Note : range A-Z in unicode => 65-90 (decimal)

d = dict.fromkeys([chr(j) for j in range(65, 90)], 0)
print(d)

OUTPUT :

>>> {'A': 0, 'B': 0, 'C': 0, 'D': 0, 'E': 0, 'F': 0, 'G': 0, 'H': 0, 'I': 0, 'J': 0, 'K': 0, 'L': 0, 'M': 0, 'N': 0, 'O': 0, 'P': 0, 'Q': 0, 'R': 0, 'S': 0, 'T': 0, 'U': 0, 'V': 0, 'W': 0, 'X': 0, 'Y': 0}

Answer 5

import string
letter_count = dict(zip(string.ascii_lowercase, [0]*26))

or maybe:

import string
import itertools
letter_count = dict(zip(string.lowercase, itertools.repeat(0)))

or even:

import string
letter_count = dict.fromkeys(string.ascii_lowercase, 0)

The preferred solution might be a different one, depending on the actual values you want in the dict.

---

I'll take a guess here: do you want to count occurences of letters in a text (or something similar)? There is a better way to do this than starting with an initialized dictionary.

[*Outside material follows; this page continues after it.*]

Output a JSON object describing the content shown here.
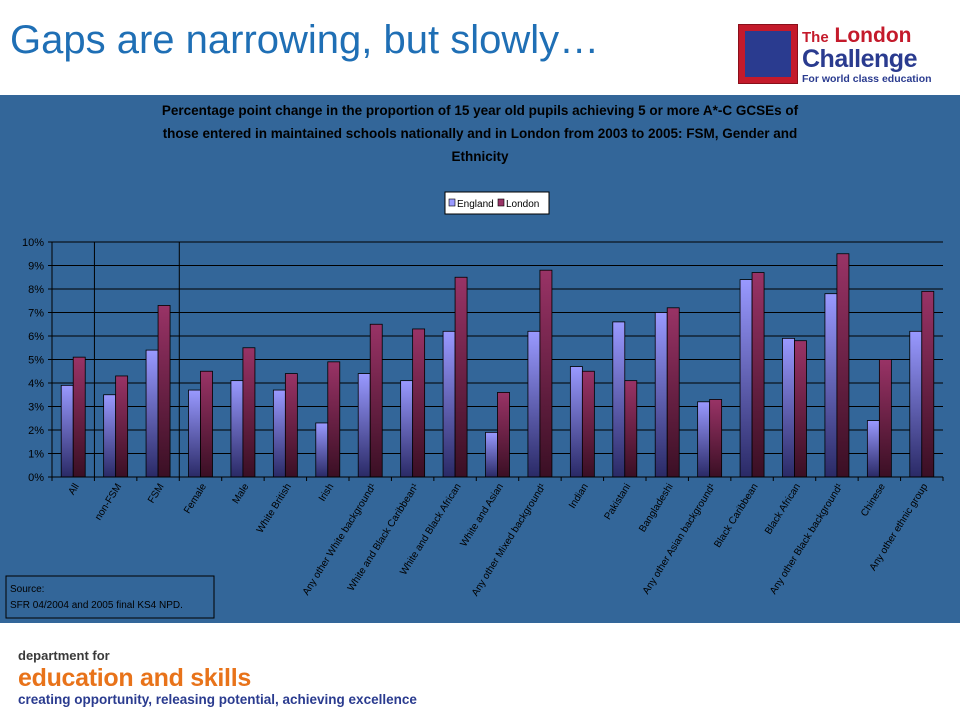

Use Counter from the collections module:

>>> import collections
>>> the_text = 'the quick brown fox jumps over the lazy dog'
>>> letter_counts = collections.Counter(the_text)
>>> letter_counts
Counter({' ': 8, 'o': 4, 'e': 3, ... 'n': 1, 'x': 1, 'k': 1, 'b': 1})

Answer 6

I find this solution more elegant:

import string
d = dict.fromkeys(string.ascii_lowercase, 0)